La modélisation informatique du bancor impose un choix systémique sur les finalités de la monnaie. Si la monnaie est un simple outil de règlement, le capital de compensation doit être divisé a priori entre les participants au bancor qui en disposent en toute liberté. Si la monnaie est un instrument de négociation des règlements, alors le ré-emploi du capital systémique doit être mutualisé dans une politique d’assurance de la stabilité du crédit.
Dans une structuration aristotélo-thomiste du système par le choix de ses finalités, le schéma fait voir quatre circuits d’information dans lesquels les responsabilités personnelles des acteurs doivent être spécifiées :
1) les échanges commerciaux matériels produisant des balances commerciales ;
2) les échanges monétaires de prix produisant des balances de paiements ;
3) les échanges de monnaie (dérivés de prix) produisant des parités de change en bancor en lieu et place des parités bilatérales actuelles ;
4) les échanges de crédits (dérivés de monnaie) produisant des taux d’intérêt équivalents aux primes de change international actuelles.
Le schéma affirme et suppose que les parités de change en bancor se compensent en taux d’intérêt en bancor pour chaque monnaie nationale. La loi de compensation des primes de crédit par les primes de change en bancor est posée hors du processus de compensation dans un ordre politique international pacifié. Un état d’équilibre de cette loi est suggéré sur le schéma par le partage entre les pays des effets de la dévaluation-réévaluation et de la variation des taux d’intérêt par emprunteur en bancor.

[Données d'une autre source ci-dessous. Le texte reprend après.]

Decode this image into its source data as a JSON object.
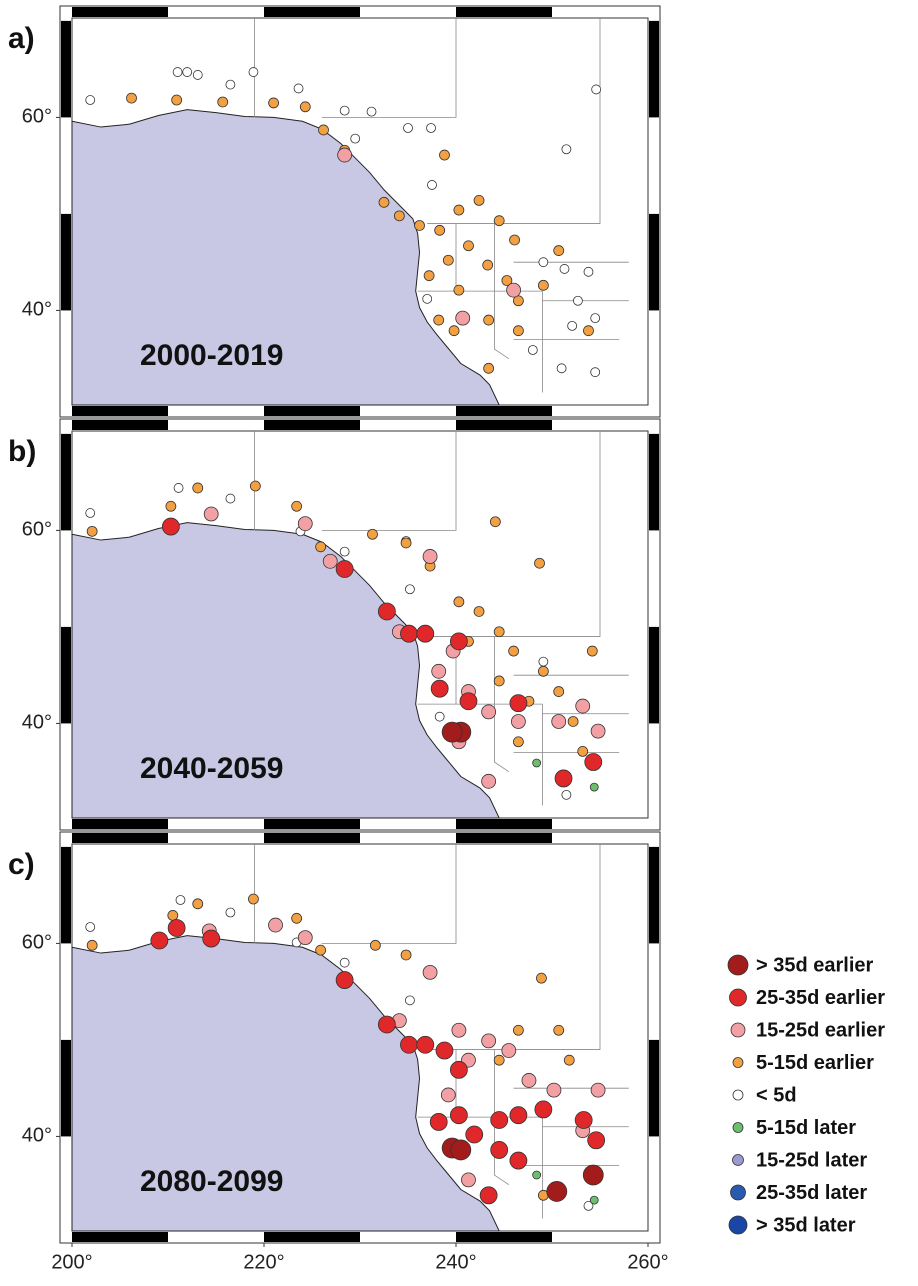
{
  "legend": {
    "entries": [
      {
        "label": "> 35d earlier",
        "color": "#a31c1c"
      },
      {
        "label": "25-35d earlier",
        "color": "#e0282a"
      },
      {
        "label": "15-25d earlier",
        "color": "#f2a0a4"
      },
      {
        "label": "5-15d earlier",
        "color": "#f2a042"
      },
      {
        "label": "< 5d",
        "color": "#ffffff"
      },
      {
        "label": "5-15d later",
        "color": "#6cc06c"
      },
      {
        "label": "15-25d later",
        "color": "#9a9ad0"
      },
      {
        "label": "25-35d later",
        "color": "#2a5ab0"
      },
      {
        "label": "> 35d later",
        "color": "#1a46a8"
      }
    ]
  },
  "chart_data": [
    {
      "type": "scatter",
      "label": "a)",
      "period": "2000-2019",
      "xlim": [
        200,
        260
      ],
      "ylim": [
        30.2,
        70.3
      ],
      "yticks": [
        {
          "value": 40,
          "label": "40°"
        },
        {
          "value": 60,
          "label": "60°"
        }
      ],
      "series": [
        {
          "entry": 4,
          "x": [
            201.9,
            211,
            212,
            213.1,
            216.5,
            218.9,
            223.6,
            228.4,
            231.2,
            229.5,
            235,
            237.4,
            251.5,
            237.5,
            254.6,
            249.1,
            251.3,
            253.8,
            252.7,
            252.1,
            254.5,
            237,
            251,
            254.5,
            248
          ],
          "y": [
            61.8,
            64.7,
            64.7,
            64.4,
            63.4,
            64.7,
            63,
            60.7,
            60.6,
            57.8,
            58.9,
            58.9,
            56.7,
            53,
            62.9,
            45,
            44.3,
            44,
            41,
            38.4,
            39.2,
            41.2,
            34,
            33.6,
            35.9
          ]
        },
        {
          "entry": 3,
          "x": [
            206.2,
            210.9,
            215.7,
            221,
            224.3,
            226.2,
            228.4,
            232.5,
            234.1,
            236.2,
            238.3,
            240.3,
            242.4,
            244.5,
            246.1,
            241.3,
            239.2,
            243.3,
            245.3,
            246.5,
            249.1,
            240.3,
            238.2,
            239.8,
            243.4,
            246.5,
            238.8,
            250.7,
            253.8,
            243.4,
            237.2
          ],
          "y": [
            62,
            61.8,
            61.6,
            61.5,
            61.1,
            58.7,
            56.6,
            51.2,
            49.8,
            48.8,
            48.3,
            50.4,
            51.4,
            49.3,
            47.3,
            46.7,
            45.2,
            44.7,
            43.1,
            41,
            42.6,
            42.1,
            39,
            37.9,
            39,
            37.9,
            56.1,
            46.2,
            37.9,
            34,
            43.6
          ]
        },
        {
          "entry": 2,
          "x": [
            228.4,
            246,
            240.7
          ],
          "y": [
            56.1,
            42.1,
            39.2
          ]
        }
      ]
    },
    {
      "type": "scatter",
      "label": "b)",
      "period": "2040-2059",
      "xlim": [
        200,
        260
      ],
      "ylim": [
        30.2,
        70.3
      ],
      "yticks": [
        {
          "value": 40,
          "label": "40°"
        },
        {
          "value": 60,
          "label": "60°"
        }
      ],
      "series": [
        {
          "entry": 4,
          "x": [
            201.9,
            211.1,
            216.5,
            223.8,
            228.4,
            235.2,
            238.3,
            251.5,
            249.1,
            234.8
          ],
          "y": [
            61.8,
            64.4,
            63.3,
            59.9,
            57.8,
            53.9,
            40.7,
            32.6,
            46.4,
            58.9
          ]
        },
        {
          "entry": 3,
          "x": [
            202.1,
            210.3,
            213.1,
            219.1,
            223.4,
            225.9,
            231.3,
            234.8,
            237.3,
            244.1,
            248.7,
            240.3,
            242.4,
            244.5,
            246,
            241.3,
            249.1,
            250.7,
            247.6,
            252.2,
            254.2,
            244.5,
            253.2,
            246.5
          ],
          "y": [
            59.9,
            62.5,
            64.4,
            64.6,
            62.5,
            58.3,
            59.6,
            58.7,
            56.3,
            60.9,
            56.6,
            52.6,
            51.6,
            49.5,
            47.5,
            48.5,
            45.4,
            43.3,
            42.3,
            40.2,
            47.5,
            44.4,
            37.1,
            38.1
          ]
        },
        {
          "entry": 2,
          "x": [
            214.5,
            224.3,
            237.3,
            226.9,
            234.1,
            238.2,
            241.3,
            243.4,
            246.5,
            250.7,
            253.2,
            240.3,
            243.4,
            254.8,
            239.7
          ],
          "y": [
            61.7,
            60.7,
            57.3,
            56.8,
            49.5,
            45.4,
            43.3,
            41.2,
            40.2,
            40.2,
            41.8,
            38.1,
            34,
            39.2,
            47.5
          ]
        },
        {
          "entry": 1,
          "x": [
            210.3,
            228.4,
            232.8,
            235.1,
            236.8,
            240.3,
            238.3,
            241.3,
            246.5,
            251.2,
            254.3
          ],
          "y": [
            60.4,
            56,
            51.6,
            49.3,
            49.3,
            48.5,
            43.6,
            42.3,
            42.1,
            34.3,
            36
          ]
        },
        {
          "entry": 0,
          "x": [
            240.5,
            239.6
          ],
          "y": [
            39.1,
            39.1
          ]
        },
        {
          "entry": 5,
          "x": [
            248.4,
            254.4
          ],
          "y": [
            35.9,
            33.4
          ]
        }
      ]
    },
    {
      "type": "scatter",
      "label": "c)",
      "period": "2080-2099",
      "xlim": [
        200,
        260
      ],
      "ylim": [
        30.2,
        70.3
      ],
      "xticks": [
        {
          "value": 200,
          "label": "200°"
        },
        {
          "value": 220,
          "label": "220°"
        },
        {
          "value": 240,
          "label": "240°"
        },
        {
          "value": 260,
          "label": "260°"
        }
      ],
      "yticks": [
        {
          "value": 40,
          "label": "40°"
        },
        {
          "value": 60,
          "label": "60°"
        }
      ],
      "series": [
        {
          "entry": 4,
          "x": [
            201.9,
            211.3,
            216.5,
            223.4,
            228.4,
            235.2,
            253.8
          ],
          "y": [
            61.7,
            64.5,
            63.2,
            60.1,
            58,
            54.1,
            32.8
          ]
        },
        {
          "entry": 3,
          "x": [
            202.1,
            210.5,
            213.1,
            218.9,
            223.4,
            225.9,
            231.6,
            234.8,
            248.9,
            250.7,
            251.8,
            244.5,
            249.1,
            246.5
          ],
          "y": [
            59.8,
            62.9,
            64.1,
            64.6,
            62.6,
            59.3,
            59.8,
            58.8,
            56.4,
            51,
            47.9,
            47.9,
            33.9,
            51
          ]
        },
        {
          "entry": 2,
          "x": [
            214.3,
            221.2,
            224.3,
            237.3,
            234.1,
            240.3,
            243.4,
            245.5,
            247.6,
            250.2,
            241.3,
            253.2,
            254.8,
            239.2,
            241.3
          ],
          "y": [
            61.3,
            61.9,
            60.6,
            57,
            52,
            51,
            49.9,
            48.9,
            45.8,
            44.8,
            47.9,
            40.6,
            44.8,
            44.3,
            35.5
          ]
        },
        {
          "entry": 1,
          "x": [
            209.1,
            210.9,
            214.5,
            228.4,
            232.8,
            235.1,
            236.8,
            238.8,
            240.3,
            240.3,
            241.9,
            244.5,
            246.5,
            249.1,
            244.5,
            246.5,
            243.4,
            253.3,
            254.6,
            238.2
          ],
          "y": [
            60.3,
            61.6,
            60.5,
            56.2,
            51.6,
            49.5,
            49.5,
            48.9,
            46.9,
            42.2,
            40.2,
            41.7,
            42.2,
            42.8,
            38.6,
            37.5,
            33.9,
            41.7,
            39.6,
            41.5
          ]
        },
        {
          "entry": 0,
          "x": [
            239.6,
            240.5,
            250.5,
            254.3
          ],
          "y": [
            38.8,
            38.6,
            34.3,
            36
          ]
        },
        {
          "entry": 5,
          "x": [
            248.4,
            254.4
          ],
          "y": [
            36,
            33.4
          ]
        }
      ]
    }
  ]
}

L’horizon financier du partage des efforts monétaires d’ajustement est suggéré à 5 ans : chaque zone monétaire locale se voit attribuer une ligne de crédit égale à la moitié de la valeur annuelle absolue de ses excédents et déficits internationaux sur les 5 dernières années.
Contrairement aux apparences, la règle d’allocation du crédit en bancor proposée à titre d’exemple dans le schéma est totalement abstraite et sans interprétation univoque dans la réalité. Il n’est que de remarquer l’omission de tout mécanisme de prise en compte des potentiels économiques réels, ni des rapports de force politique qui déterminent les évaluations économiques. Le schéma pose par simplicité les États et les banques au même niveau comptable de responsabilité dans le bancor alors que le système keynésien accorde le monopole de la norme aux États et partage l’interprétation en crédit de la norme entre les États et les banques. Enfin, l’hypothèse de déterminer le futur par la prolongation du passé est une simple vue de l’esprit.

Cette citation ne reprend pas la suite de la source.